Jesús, al percibir la perplejidad de Nicodemo, eleva el discurso: «Si no creen cuando les hablo de las cosas terrenales, ¿cómo van a creer si les hablo de las celestiales?» (Jn 3:12). Aquí, la fe se presenta como el puente necesario para acoger las verdades divinas. La enseñanza católica subraya que la fe es un acto de confianza en Dios, que nos permite aceptar lo que trasciende nuestra razón, pero que, al mismo tiempo, la ilumina (CIC 154). Nicodemo, un maestro de Israel, representa a todo aquel que, aun con conocimiento, debe humillarse ante el misterio de Dios para recibir la revelación.
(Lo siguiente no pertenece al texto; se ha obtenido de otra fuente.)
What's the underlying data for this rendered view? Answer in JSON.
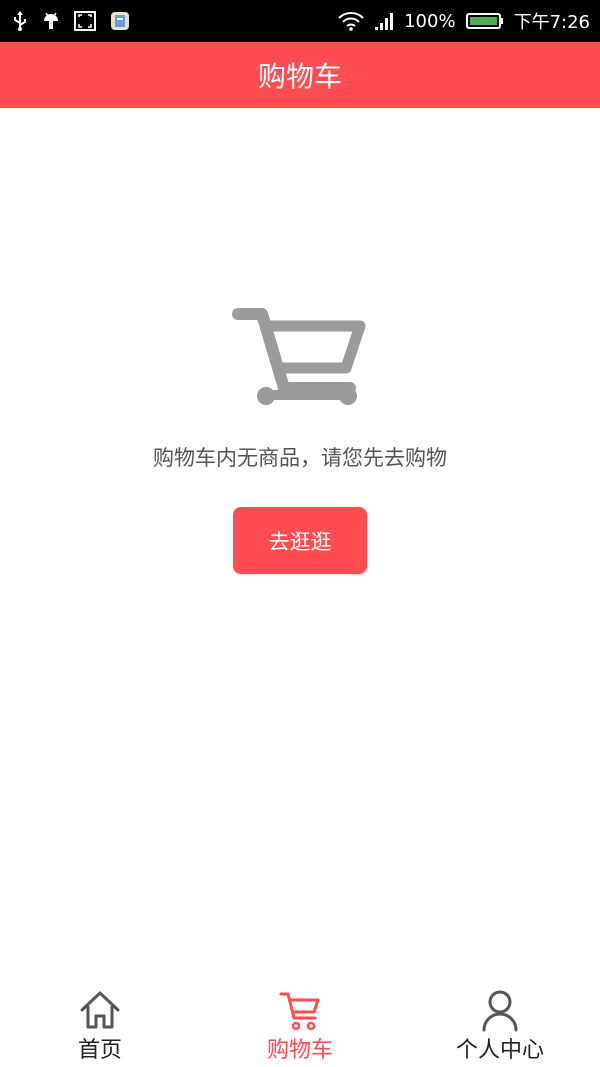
{
  "status_bar": {
    "battery": "100%",
    "time": "下午7:26"
  },
  "header": {
    "title": "购物车"
  },
  "empty_state": {
    "message": "购物车内无商品，请您先去购物",
    "button_label": "去逛逛",
    "icon": "shopping-cart-icon"
  },
  "bottom_nav": {
    "items": [
      {
        "label": "首页",
        "icon": "home-icon",
        "active": false
      },
      {
        "label": "购物车",
        "icon": "cart-icon",
        "active": true
      },
      {
        "label": "个人中心",
        "icon": "person-icon",
        "active": false
      }
    ]
  },
  "colors": {
    "accent": "#ff4d52",
    "status_bar": "#000000",
    "empty_icon": "#9b9b9b",
    "text_secondary": "#555555"
  }
}
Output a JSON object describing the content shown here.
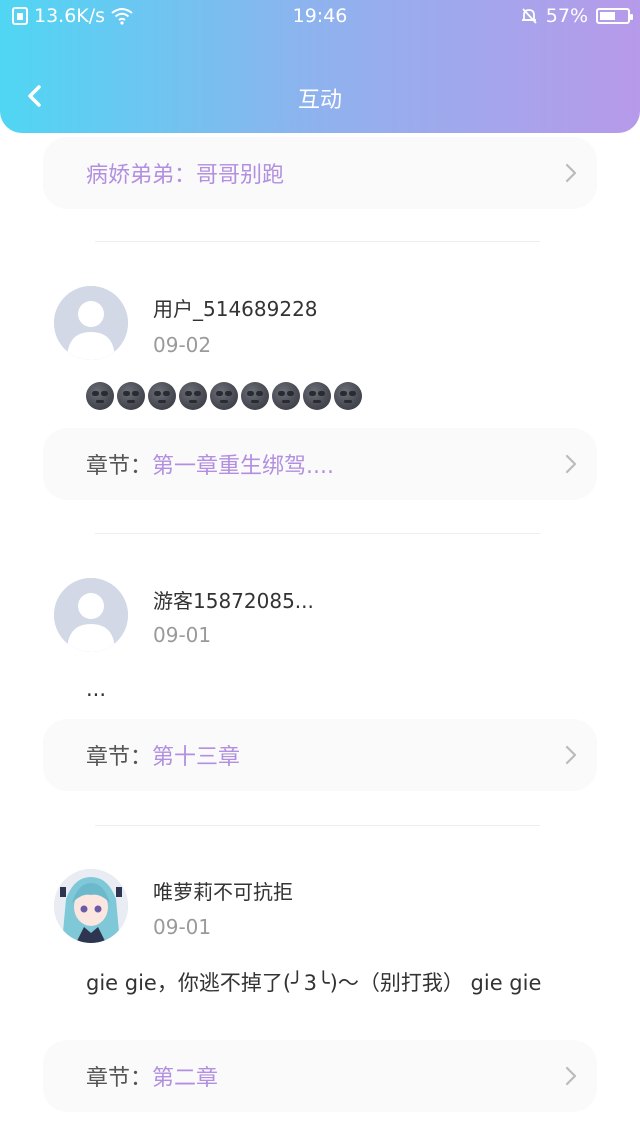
{
  "status_bar": {
    "network_speed": "13.6K/s",
    "time": "19:46",
    "battery_percent": "57%",
    "battery_level": 0.57
  },
  "nav": {
    "title": "互动"
  },
  "top_card": {
    "value": "病娇弟弟：哥哥别跑"
  },
  "comments": [
    {
      "username": "用户_514689228",
      "date": "09-02",
      "text": "",
      "emoji_count": 9,
      "chapter_label": "章节：",
      "chapter_value": "第一章重生绑驾...."
    },
    {
      "username": "游客15872085...",
      "date": "09-01",
      "text": "...",
      "chapter_label": "章节：",
      "chapter_value": "第十三章"
    },
    {
      "username": "唯萝莉不可抗拒",
      "date": "09-01",
      "text": "gie gie，你逃不掉了(╯3╰)～（别打我） gie gie",
      "chapter_label": "章节：",
      "chapter_value": "第二章"
    }
  ]
}
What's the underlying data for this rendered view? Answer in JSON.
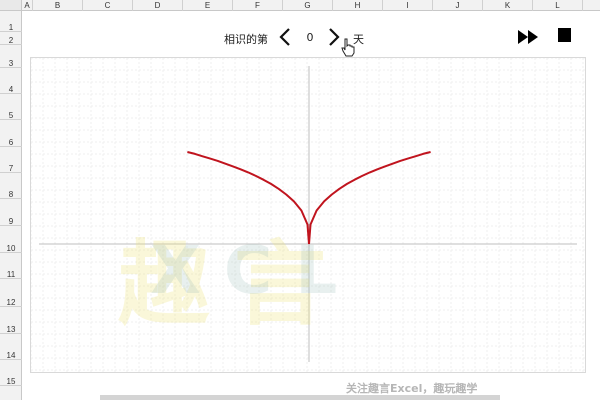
{
  "spreadsheet": {
    "columns": [
      "A",
      "B",
      "C",
      "D",
      "E",
      "F",
      "G",
      "H",
      "I",
      "J",
      "K",
      "L"
    ],
    "rows": [
      "1",
      "2",
      "3",
      "4",
      "5",
      "6",
      "7",
      "8",
      "9",
      "10",
      "11",
      "12",
      "13",
      "14",
      "15"
    ]
  },
  "controls": {
    "prefix": "相识的第",
    "day_value": "0",
    "suffix": "天",
    "prev_icon": "chevron-left-icon",
    "next_icon": "chevron-right-icon",
    "play_icon": "fast-forward-icon",
    "stop_icon": "stop-icon"
  },
  "chart_data": {
    "type": "line",
    "title": "",
    "xlabel": "",
    "ylabel": "",
    "grid": true,
    "axis_color": "#bfbfbf",
    "series": [
      {
        "color": "#c0141e",
        "x": [
          0,
          0.1,
          0.5,
          1.0,
          1.5,
          2.0,
          2.5,
          3.0,
          3.5,
          4.0,
          4.5,
          5.0,
          5.5,
          6.0,
          6.5,
          7.0,
          7.5,
          8.0
        ],
        "y": [
          0,
          1.0,
          1.72,
          2.19,
          2.54,
          2.83,
          3.08,
          3.3,
          3.49,
          3.67,
          3.83,
          3.98,
          4.12,
          4.26,
          4.38,
          4.5,
          4.62,
          4.72
        ]
      },
      {
        "color": "#c0141e",
        "x": [
          0,
          -0.1,
          -0.5,
          -1.0,
          -1.5,
          -2.0,
          -2.5,
          -3.0,
          -3.5,
          -4.0,
          -4.5,
          -5.0,
          -5.5,
          -6.0,
          -6.5,
          -7.0,
          -7.5,
          -8.0
        ],
        "y": [
          0,
          1.0,
          1.72,
          2.19,
          2.54,
          2.83,
          3.08,
          3.3,
          3.49,
          3.67,
          3.83,
          3.98,
          4.12,
          4.26,
          4.38,
          4.5,
          4.62,
          4.72
        ]
      }
    ]
  },
  "watermark": {
    "logo_text": "趣 言",
    "logo_letters": "X C L",
    "caption": "关注趣言Excel，趣玩趣学"
  }
}
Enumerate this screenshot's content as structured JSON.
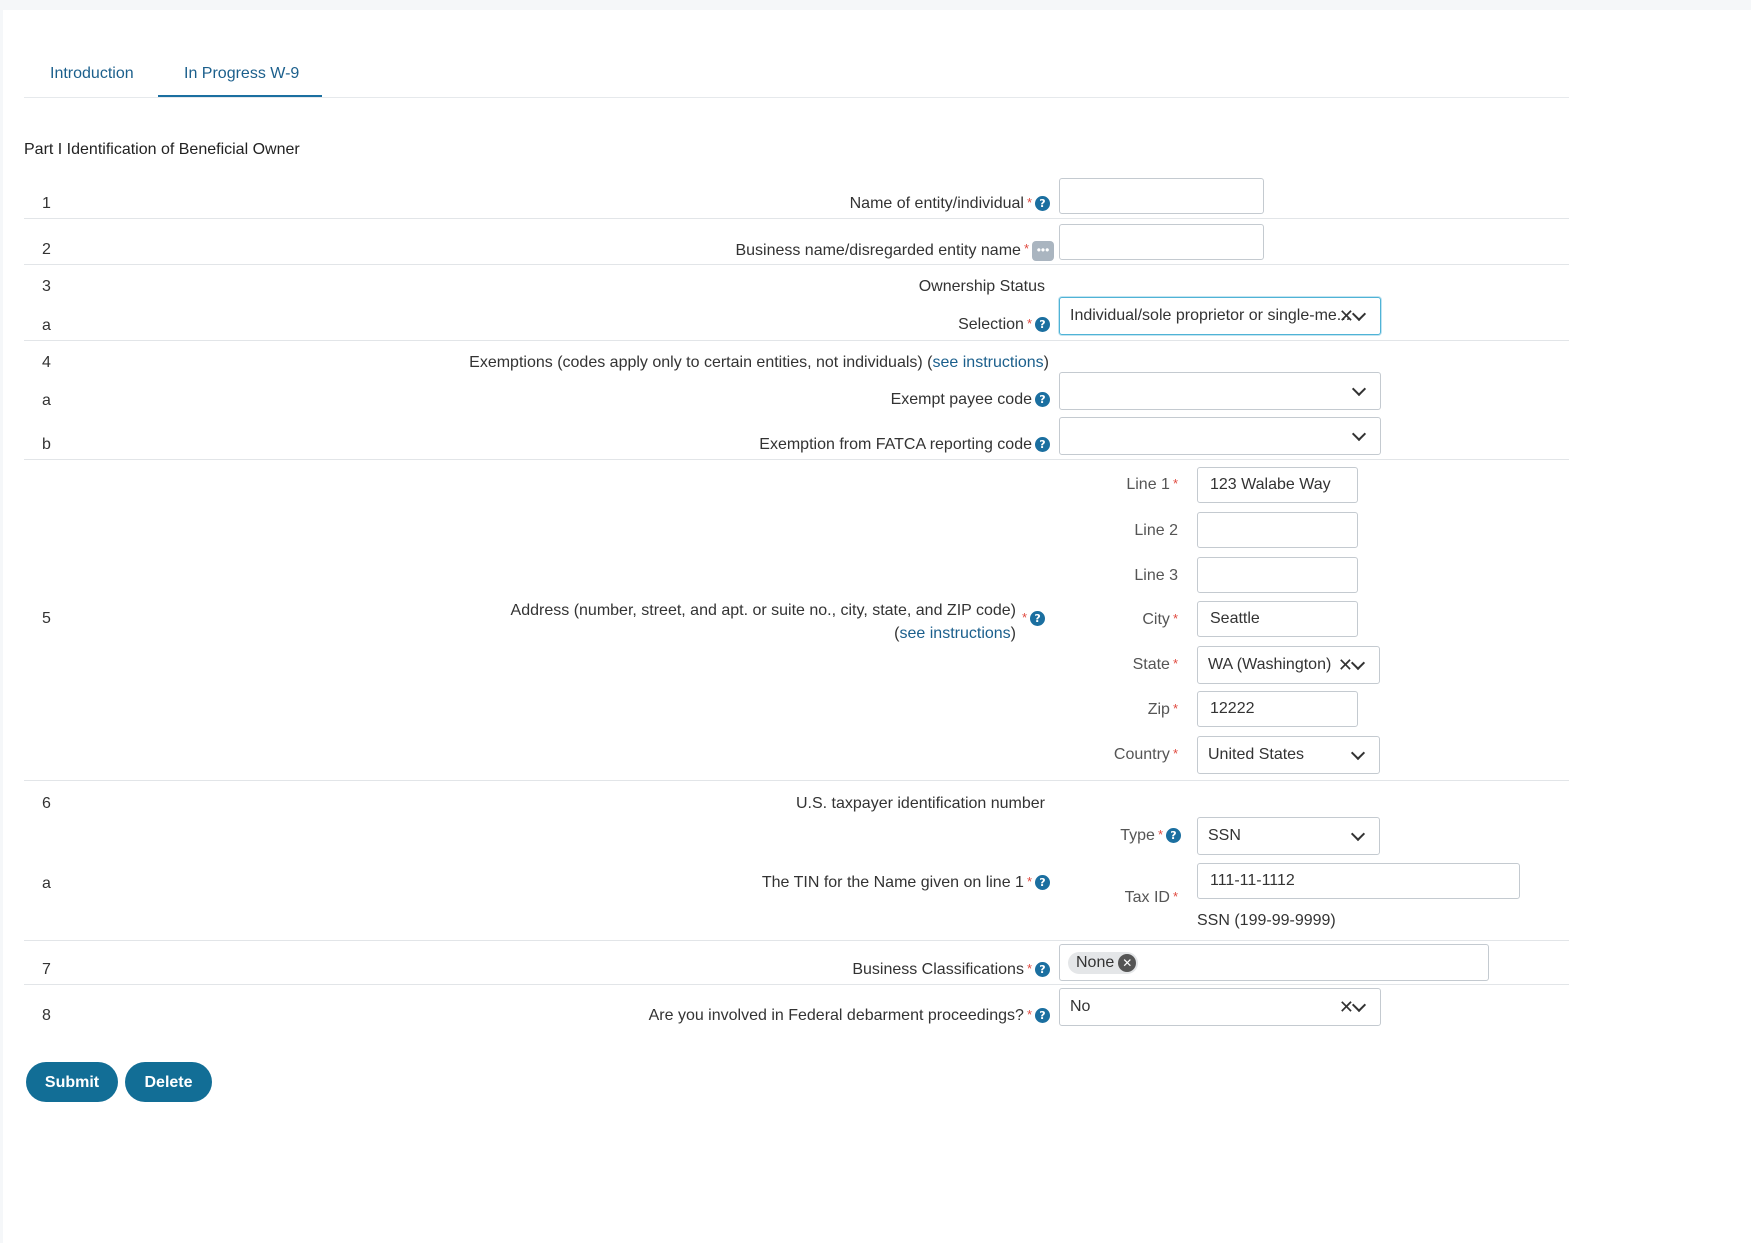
{
  "tabs": [
    {
      "label": "Introduction"
    },
    {
      "label": "In Progress W-9"
    }
  ],
  "section_title": "Part I Identification of Beneficial Owner",
  "rows": {
    "r1": {
      "num": "1",
      "label": "Name of entity/individual",
      "value": ""
    },
    "r2": {
      "num": "2",
      "label": "Business name/disregarded entity name",
      "value": ""
    },
    "r3": {
      "num": "3",
      "label": "Ownership Status"
    },
    "r3a": {
      "num": "a",
      "label": "Selection",
      "value": "Individual/sole proprietor or single-me..."
    },
    "r4": {
      "num": "4",
      "label": "Exemptions (codes apply only to certain entities, not individuals) (",
      "link": "see instructions",
      "close": ")"
    },
    "r4a": {
      "num": "a",
      "label": "Exempt payee code",
      "value": ""
    },
    "r4b": {
      "num": "b",
      "label": "Exemption from FATCA reporting code",
      "value": ""
    },
    "r5": {
      "num": "5",
      "label": "Address (number, street, and apt. or suite no., city, state, and ZIP code)",
      "link_open": "(",
      "link": "see instructions",
      "link_close": ")",
      "line1_label": "Line 1",
      "line1": "123 Walabe Way",
      "line2_label": "Line 2",
      "line2": "",
      "line3_label": "Line 3",
      "line3": "",
      "city_label": "City",
      "city": "Seattle",
      "state_label": "State",
      "state": "WA (Washington)",
      "zip_label": "Zip",
      "zip": "12222",
      "country_label": "Country",
      "country": "United States"
    },
    "r6": {
      "num": "6",
      "label": "U.S. taxpayer identification number"
    },
    "r6a": {
      "num": "a",
      "label": "The TIN for the Name given on line 1",
      "type_label": "Type",
      "type": "SSN",
      "taxid_label": "Tax ID",
      "taxid": "111-11-1112",
      "hint": "SSN (199-99-9999)"
    },
    "r7": {
      "num": "7",
      "label": "Business Classifications",
      "chip": "None"
    },
    "r8": {
      "num": "8",
      "label": "Are you involved in Federal debarment proceedings?",
      "value": "No"
    }
  },
  "symbols": {
    "required": "*",
    "help": "?",
    "more": "•••",
    "clear": "✕",
    "chip_remove": "✕"
  },
  "buttons": {
    "submit": "Submit",
    "delete": "Delete"
  },
  "colors": {
    "accent": "#126e96",
    "link": "#1b5f8c",
    "required": "#e0493f",
    "focus": "#4fb3d6"
  }
}
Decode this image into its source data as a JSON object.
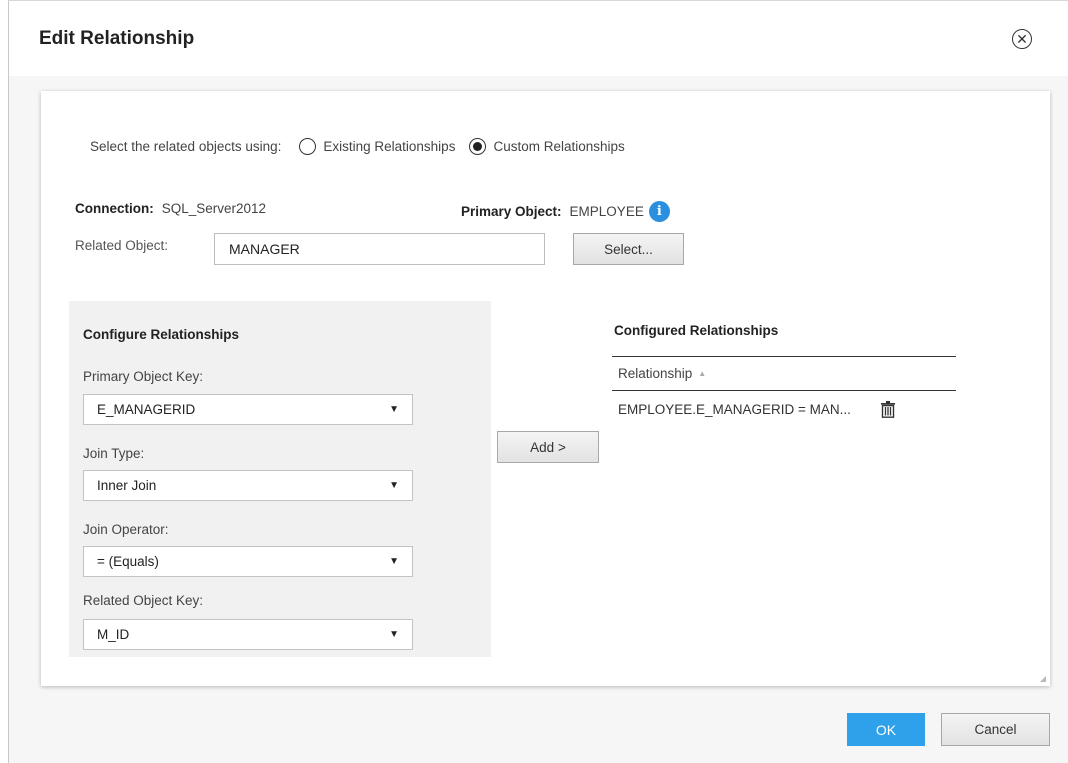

El clímax del pasaje llega con la alusión a la serpiente de bronce (Núm 21:8-9), que Jesús vincula proféticamente a su propia crucifixión: «Así como Moisés levantó la serpiente en el desierto, así también tiene que ser levantado el Hijo del hombre, para que todo el que crea en él tenga vida eterna» (Jn 3:14-15). Este paralelismo es profundamente teológico. En el Antiguo Testamento, los israelitas, al mirar la serpiente elevada, eran sanados de la muerte física; en Cristo, elevado en la cruz, se ofrece la salvación de la muerte eterna. La cruz, según la doctrina católica, es el signo supremo del amor de Dios, que entrega a su Hijo único para redimir a la humanidad (CIC 599-601). Mirar a Cristo crucificado con fe implica reconocerlo como Salvador y adherirse a su sacrificio redentor.
Este pasaje nos invita a reflexionar sobre nuestra propia respuesta al llamado de Cristo. ¿Estamos dispuestos a «nacer de nuevo» mediante la gracia, dejando que el Espíritu transforme nuestras vidas? ¿Miramos la cruz con fe, confiando en que allí se encuentra nuestra salvación? Juan 3:7-15 nos recuerda que la vida eterna no es una conquista, sino un regalo que se acoge con humildad, fe y amor, en el seno de la Iglesia, donde el Espíritu sigue soplando para renovar el corazón del hombre.